WASHINGTON: Donald Trump a déclaré mardi que les Etats-Unis "ne seraient plus là pour aider" les pays dont l'approvisionnement en pétrole dépend du détroit d'Ormuz.

Le président américain, qui veut boucler en six semaines maximum l'opération militaire lancée contre l'Iran le 28 février, avait déjà indiqué auparavant que la réouverture de cette artère vitale pour le transport mondial de brut n'était pas un impératif pour lui.

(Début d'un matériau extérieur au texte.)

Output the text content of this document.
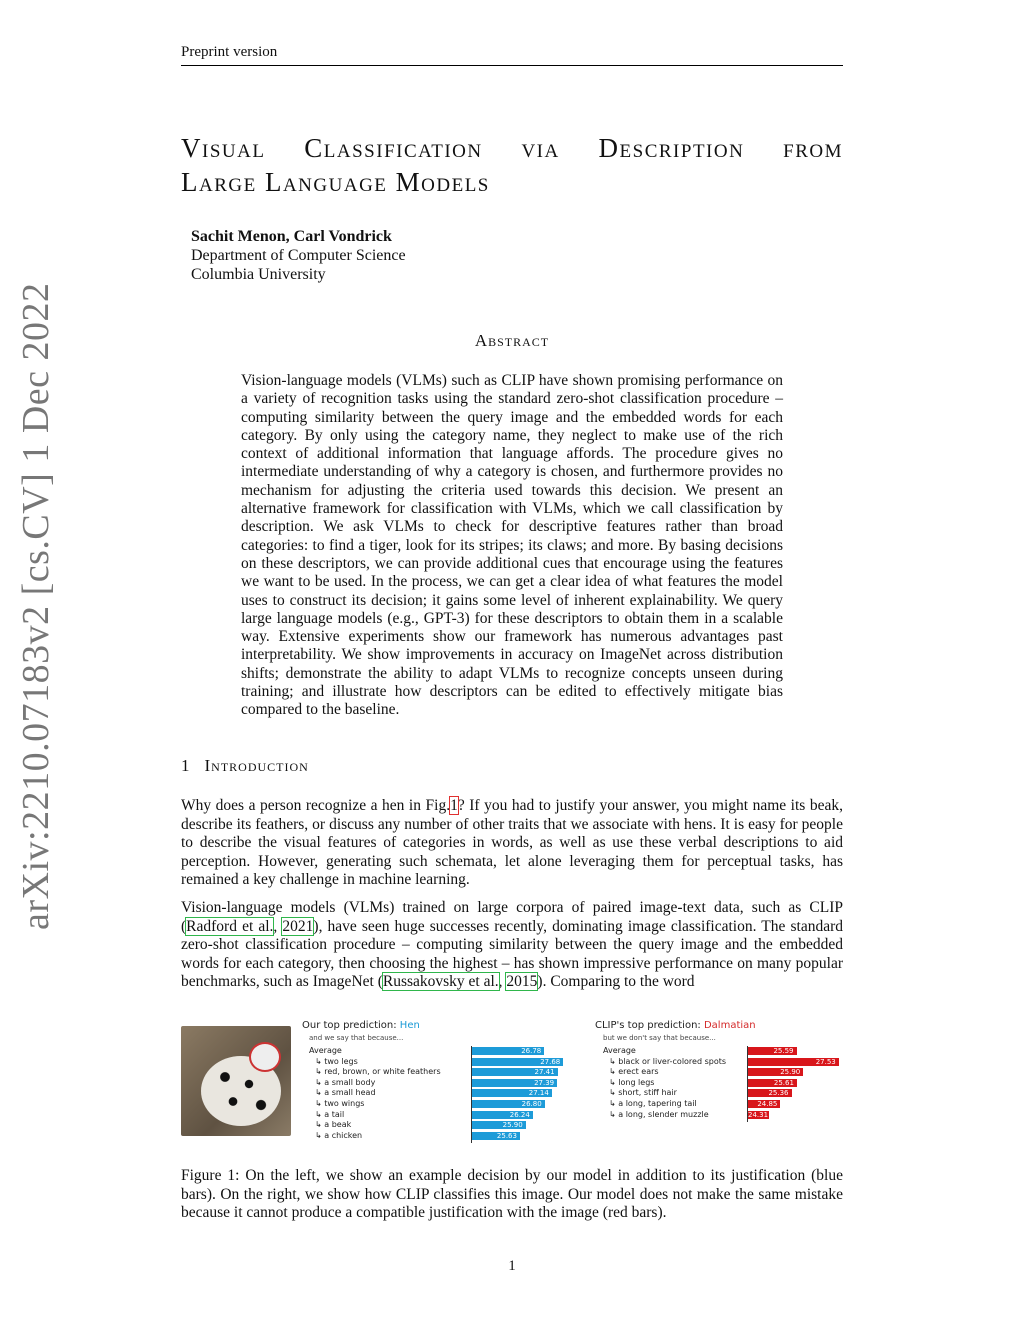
Preprint version
Visual Classification via Description from
Large Language Models
Sachit Menon, Carl Vondrick
Department of Computer Science
Columbia University
Abstract
Vision-language models (VLMs) such as CLIP have shown promising performance on a variety of recognition tasks using the standard zero-shot classification procedure – computing similarity between the query image and the embedded words for each category. By only using the category name, they neglect to make use of the rich context of additional information that language affords. The procedure gives no intermediate understanding of why a category is chosen, and furthermore provides no mechanism for adjusting the criteria used towards this decision. We present an alternative framework for classification with VLMs, which we call classification by description. We ask VLMs to check for descriptive features rather than broad categories: to find a tiger, look for its stripes; its claws; and more. By basing decisions on these descriptors, we can provide additional cues that encourage using the features we want to be used. In the process, we can get a clear idea of what features the model uses to construct its decision; it gains some level of inherent explainability. We query large language models (e.g., GPT-3) for these descriptors to obtain them in a scalable way. Extensive experiments show our framework has numerous advantages past interpretability. We show improvements in accuracy on ImageNet across distribution shifts; demonstrate the ability to adapt VLMs to recognize concepts unseen during training; and illustrate how descriptors can be edited to effectively mitigate bias compared to the baseline.
arXiv:2210.07183v2 [cs.CV] 1 Dec 2022	1 Introduction
Why does a person recognize a hen in Fig.1? If you had to justify your answer, you might name its beak, describe its feathers, or discuss any number of other traits that we associate with hens. It is easy for people to describe the visual features of categories in words, as well as use these verbal descriptions to aid perception. However, generating such schemata, let alone leveraging them for perceptual tasks, has remained a key challenge in machine learning.
Vision-language models (VLMs) trained on large corpora of paired image-text data, such as CLIP (Radford et al., 2021), have seen huge successes recently, dominating image classification. The standard zero-shot classification procedure – computing similarity between the query image and the embedded words for each category, then choosing the highest – has shown impressive performance on many popular benchmarks, such as ImageNet (Russakovsky et al., 2015). Comparing to the word
Our top prediction: Hen
and we say that because...
Average	26.78
↳ two legs	27.68
↳ red, brown, or white feathers	27.41
↳ a small body	27.39
↳ a small head	27.14
↳ two wings	26.80
↳ a tail	26.24
↳ a beak	25.90
↳ a chicken	25.63
CLIP's top prediction: Dalmatian
but we don't say that because...
Average	25.59
↳ black or liver-colored spots	27.53
↳ erect ears	25.90
↳ long legs	25.61
↳ short, stiff hair	25.36
↳ a long, tapering tail	24.85
↳ a long, slender muzzle	24.31
Figure 1: On the left, we show an example decision by our model in addition to its justification (blue bars). On the right, we show how CLIP classifies this image. Our model does not make the same mistake because it cannot produce a compatible justification with the image (red bars).
1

"J'ai une suggestion pour tous ces pays qui n'ont plus de kérosène à cause du détroit d'Ormuz, comme le Royaume-Uni, qui a refusé de s'impliquer dans la décapitation de l'Iran: 1. achetez auprès des Etats-Unis, nous en avons plein, 2. trouvez du courage, avec retard, allez jusqu'au détroit et PRENEZ le tout simplement", a-t-il écrit sur son réseau Truth Social.

"Vous allez devoir apprendre à vous défendre vous-mêmes, les Etats-Unis ne seront plus là pour vous, de la même manière que vous n'avez pas été là pour nous. L'Iran a été, pour l'essentiel, décimé. Le plus dur est fait. Allez chercher votre propre pétrole!", a conclu le président américain.

Il a plusieurs fois affirmé que la première puissance mondiale, qui produit une bonne partie du pétrole qu'elle consomme et importe le reste essentiellement du Canada et du Mexique, n'était pas affectée par la fermeture par l'Iran du détroit d'Ormuz.

Ce n'est pas le cas de nombre de pays asiatiques désormais confrontés à une crise énergétique majeure.

Les Etats-Unis n'en subissent pas moins l'impact de la hausse des cours.